Placing an order in the financial market exchange is like an instruction to buy or sell the underlying asset on the stock market or bond or commodity market. These instructions can be sent through a broker who acts as an intermediary between the investor and the exchange.

These orders may be in various forms as some get executed immediately while some orders are executed only after satisfying certain conditions. Popular types of orders are discussed below:

  • Market Order: The most commonly used order for buying and selling of shares. This order gets executed immediately at the best possible price for the investor. It may or may not be the last traded prices in cases of high volatility. One need not enter the price criteria while punching in this order.
  • Limit Order: Usually placed in a volatile market, such orders are placed when the investor is expecting the price to rise incase of a sell order and expecting the price to fall incase of a buy order. Unless the price and quantity is matched, such orders will not be executed as the conditions specified by the investor have not been met.
  • Day Order: This order remains valid only for the day on which the order is placed as it is assumed that the factors driving the market may change every day and thus a fresh investment decision is required every day. For eg. If a trader places a request to buy 10 shares of Sun Pharma at Rs. 620 with current market price of Rs. 635, and if this price is not reached throughout the day, this order will be cancelled as soon as the market closes. Day orders are good only during the trading session between 9:15 am and 3:30 pm.
  • Stop Loss Order: Orders which are similar to limit order but are conditional and get triggered only when the market price of a stock reaches or breaches levels specified by the investor. It is usually known as the Stop Loss Trigger Price. Investors usually use Stop Loss Prices when they have bought a share for a certain price and they do not wish to hold the share once it has breached a certain lower price level. It can also be used in cases where the trader has borrowed and sold some shares in the market expecting the price to go down. These orders are usually placed by intraday traders to limit their losses to a specific extent.
  • Fill or Kill Order: This order implies a buy/sell of particular number of shares and requires immediate execution. If the order is not fulfilled as required, it is cancelled in whole. No partial orders are allowed as the investor requires complete order to get executed. These orders are used under special circumstances like a mutual fund trying to buy certain number of shares to earn a huge amount in intra-day scenarios. A partial order might change the targeted portfolio composition.

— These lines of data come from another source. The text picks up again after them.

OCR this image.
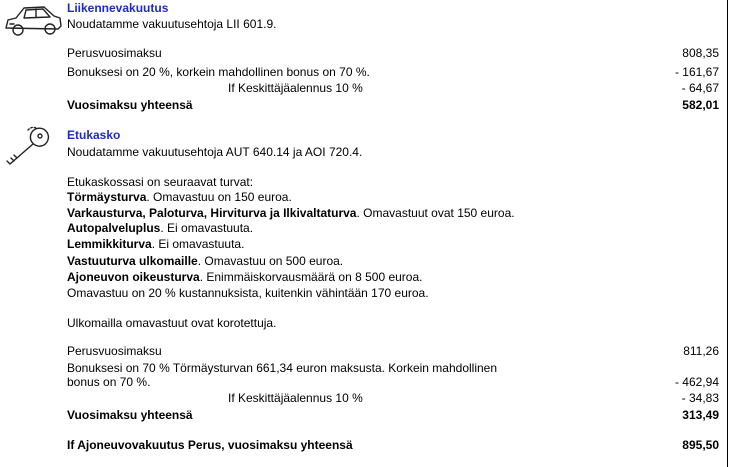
Liikennevakuutus
Noudatamme vakuutusehtoja LII 601.9.
Perusvuosimaksu	808,35
Bonuksesi on 20 %, korkein mahdollinen bonus on 70 %.	- 161,67
If Keskittäjäalennus 10 %	- 64,67
Vuosimaksu yhteensä	582,01
Etukasko
Noudatamme vakuutusehtoja AUT 640.14 ja AOI 720.4.
Etukaskossasi on seuraavat turvat:
Törmäysturva. Omavastuu on 150 euroa.
Varkausturva, Paloturva, Hirviturva ja Ilkivaltaturva. Omavastuut ovat 150 euroa.
Autopalveluplus. Ei omavastuuta.
Lemmikkiturva. Ei omavastuuta.
Vastuuturva ulkomaille. Omavastuu on 500 euroa.
Ajoneuvon oikeusturva. Enimmäiskorvausmäärä on 8 500 euroa.
Omavastuu on 20 % kustannuksista, kuitenkin vähintään 170 euroa.
Ulkomailla omavastuut ovat korotettuja.
Perusvuosimaksu	811,26
Bonuksesi on 70 % Törmäysturvan 661,34 euron maksusta. Korkein mahdollinen
bonus on 70 %.	- 462,94
If Keskittäjäalennus 10 %	- 34,83
Vuosimaksu yhteensä	313,49
If Ajoneuvovakuutus Perus, vuosimaksu yhteensä	895,50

  • Disclosed Quantity: Orders which disclose only a part of the order quantity to the market are referred to as Disclosed Quantity. Here an investor purchasing 10,000 shares of a stock not wishing to disclose his holding to the market shall disclose only purchase order of 1,000 shares. The further 1,000 quantity will be released after this, and so on till the complete order is executed. Exchanges have now set the minimum disclosed quantity criteria and keep revising the same from time to time.
  • Short Sale: Traders may sell securities or financial instruments not owned by them by using this order for short sale. The main intention of the seller is to sell the shares at a higher price and repurchase them at a lower price. This types of order is common in a falling market.
  • Basket Order: This order enables the investor to transact in a set of stocks, either index constituents or separately forming a basket created by the investor. A single order will enable the investor to purchase/sell multiple stocks at the same time. A basket order is useful for purchasing bulk stocks at a predetermined rate.
  • Valid till Cancel Order: It is a buy or sell order that remains valid for 45 days after placing it. These orders can be placed during the market hours as well as post market hours. It also allows the investors to specify the number of days for which they would like to place the order. It does not require the same order to be placed again and again. Once the desired price levels are reached within the specified period, the shares are transacted.